Donald Dossier: Can I Get a Witness?
WHY YOU SHOULD CARE
Because the Bolton saga will be drawn out for months, just the way he likes it.
By Daniel Malloy
You will hear from John Bolton. Those around the former national security adviser will dribble out the most salacious bits of his memoir at a fortuitous time in the news cycle. He’ll do an exclusive sit-down TV-network interview — let the David Muir vs. Lester Holt jockeying commence — perhaps right before the Republican National Convention. Or maybe he’ll testify in the House. But the man with unassailable right-wing credentials at some point is going to say what he knows about what he reportedly called a “drug deal,” cooked up by Donald Trump and Rudy Giuliani in Ukraine.
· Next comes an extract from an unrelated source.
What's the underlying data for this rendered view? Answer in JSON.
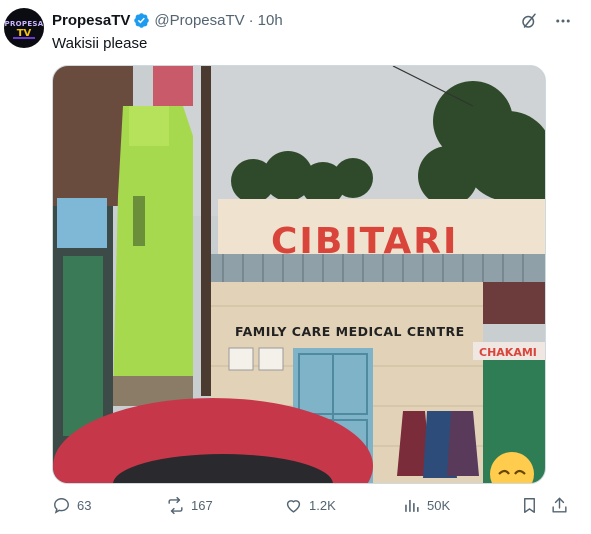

So why not rip the Band-Aid off right now, trot him out in the Senate to testify in the Trump impeachment trial? On the surface, it makes sense for vulnerable Republican senators: Make Bolton and Ukraine old news by fall, look reasonable to swing voters by demanding a serious review of all the relevant facts in this case. You might even be able to swing a Hunter Biden testimony for your trouble, a valuable chance to ding the Democratic presidential front-runner (what would Bernie ask him?!).
But they shut it down. Even the independent-minded Lisa Murkowski — so popular at home in Alaska that she won without GOP backing as a write-in candidate in 2010 — and the retiring moderate Lamar Alexander voted against witnesses. Alexander’s carefully prepared statement essentially said: Trump did it, but I don’t think it’s bad enough to remove him from office. And we don’t need more witnesses to tell us what we already know.
Two-thirds of that logic was exactly the same as what House Democrats said when they rushed through a vote before Christmas rather than waiting out court fights over subpoenas to Bolton, ex-White House counsel Don McGahn and others.
Bolton would be a pretty damning first-hand witness: The New York Times reports that his book manuscript has Trump withholding aid to Ukraine explicitly so it would undertake politically helpful investigations, and that Trump ordered Bolton to ask Ukraine President Volodymyr Zelenskiy to meet with Giuliani to discuss said investigations last May. (Trump denies all this.)
Thing is, we already know through the White House’s own partial transcript of the “PERFECT CALL” that Trump asked Zelenskiy for the investigations himself. We know through voluminous testimony in the House impeachment proceeding that plenty of government resources were brought to bear to get this done. We also know, according to lawyer Alan Dershowitz, that if Trump thinks getting reelected is in the national interest, then he can use his governmental powers however he likes to achieve that goal, which is nice.
Trump’s superpower lies not in his nukes or his bureaucrats, though. It’s with his followers. That’s why the predominant motivator in the Senate Republican conference is fear.
A vote for witnesses, even if it makes political sense for the reasons listed above and common sense for wanting to know a full picture of what happened, is considered a vote against Trump, pure and simple. Fealty is paramount. A tirade or tweet thread could be devastating to swing state senators like Colorado’s Cory Gardner and Arizona’s Martha McSally — who must hold the Trump base together and hope for a big performance at the top of the ticket. Murkowski and Alexander are helping their pals. If everyone’s going to vote to acquit anyway, why drag this out and make the vote more painful?
After Friday’s vote against adding witnesses, we’re in the trial denouement, though the Senate agreed not to finish it off in the dead of Friday night. Better for TV ratings to have the State of the Union on Vindication Eve, then the acquittal vote on Wednesday, where Trump might even pick off a couple Democrats.
The bill will come due at some point. Though the White House is trying to fight the publication of Bolton’s book, saying it reveals a bunch of classified information, Bolton will find a way to get the word out at the right time. It’s more than Ukraine. Bolton reportedly has more gems up his sleeve about whether Trump acts abroad with his business interests in mind. And it’s in the best interest of Bolton Inc. to drop that one in October.